Hover over the Project component and click +.
A context menu appears showing the components that accept mapping input.
In the context menu, click Table.
A Table component appears on the canvas, and the configuration dialog opens.
Note
You can also add a table by clicking Table in the Components menu and manually connecting the components on the canvas.
In the Name textbox, enter “errors_per_minute_alert” and click Save.
The aggregation pipeline is ready to activate.
Step 9: Activate the pipeline¶
In this step, you enable security for the pipeline and activate it.
Click Activate to deploy the pipeline components.
The Pipeline activation dialog opens.
In the ksqlDB Cluster dropdown, select the ksqlDB cluster to use for your pipeline logic.
Note
If you don’t have a ksqlDB cluster yet, click Create new ksqlDB cluster to open the ksqlDB Cluster page and then click Add cluster. When you’ve finished creating the ksqlDB cluster, return to the Create new pipeline dialog and click the refresh button to see your new ksqlDB cluster in the dropdown.
In the Activation privileges section, click Grant privileges.
Click Confirm to activate your pipeline.
After a few seconds, the state of each component goes from Activating to Activated.
Note
If the filter component reports an error like
Did not find any value schema for the topic
, wait for the Datagen source connector to provision completely and activate the pipeline again.When all components show the Activated state, click the errors_per_minute topic, and in the details view, click Messages.
The aggregated status messages appear, showing the number of errors and the timestamp of the window in which the messages were aggregated.
Step 10: Deactivate the pipeline¶
To avoid incurring costs, click Deactivate pipeline to delete all resources created by the pipeline.
When you deactivate a pipeline, you have the option of retaining or deleting topics in the pipeline.
-
The Pipeline Settings dialog opens.
Click Deactivate pipeline to delete all resources created by the pipeline.

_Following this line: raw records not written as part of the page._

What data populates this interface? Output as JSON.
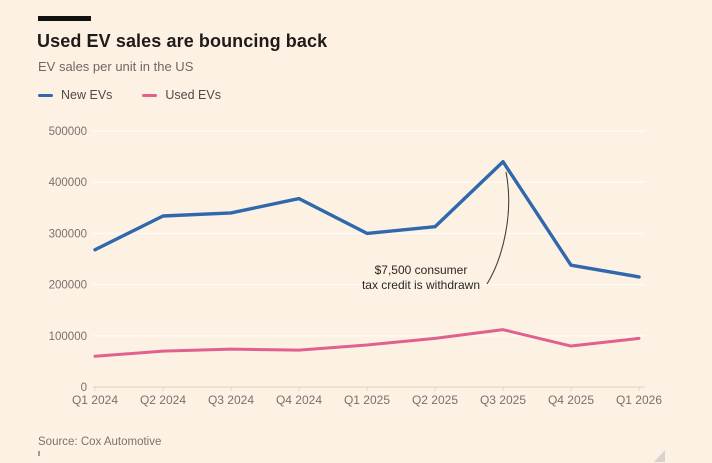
{
  "header": {
    "title": "Used EV sales are bouncing back",
    "subtitle": "EV sales per unit in the US"
  },
  "legend": [
    {
      "label": "New EVs",
      "color": "#2f68ab"
    },
    {
      "label": "Used EVs",
      "color": "#e2608e"
    }
  ],
  "chart_data": {
    "type": "line",
    "title": "Used EV sales are bouncing back",
    "subtitle": "EV sales per unit in the US",
    "xlabel": "",
    "ylabel": "",
    "categories": [
      "Q1 2024",
      "Q2 2024",
      "Q3 2024",
      "Q4 2024",
      "Q1 2025",
      "Q2 2025",
      "Q3 2025",
      "Q4 2025",
      "Q1 2026"
    ],
    "series": [
      {
        "name": "New EVs",
        "color": "#2f68ab",
        "values": [
          268000,
          334000,
          340000,
          368000,
          300000,
          313000,
          440000,
          238000,
          215000
        ]
      },
      {
        "name": "Used EVs",
        "color": "#e2608e",
        "values": [
          60000,
          70000,
          74000,
          72000,
          82000,
          95000,
          112000,
          80000,
          95000
        ]
      }
    ],
    "ylim": [
      0,
      500000
    ],
    "yticks": [
      0,
      100000,
      200000,
      300000,
      400000,
      500000
    ],
    "grid": true,
    "legend_position": "top",
    "annotation": "$7,500 consumer tax credit is withdrawn"
  },
  "annotation": {
    "line1": "$7,500 consumer",
    "line2": "tax credit is withdrawn"
  },
  "source": "Source: Cox Automotive",
  "colors": {
    "background": "#fdf1e4",
    "accent_bar": "#141210",
    "gridline": "#fffaf2",
    "axis_line": "#e7d6c4",
    "tick_text": "#78716b",
    "annotation_pointer": "#45403c"
  }
}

The Revert pipeline to draft? dialog appears. Click the dropdowns to delete or retain the listed topics. For this example, keep the Delete settings.
Click Confirm and revert to draft to deactivate the pipeline and delete topics.
Step 11: Delete the pipeline¶
When all components have completed deactivation, you can delete the pipeline safely.
Click the settings icon.
The Pipeline Settings dialog opens.
Click Delete pipeline. In the Delete pipeline dialog, enter “confirm” and click Confirm.
The pipeline and associated resources are deleted. You are returned to the Pipelines list.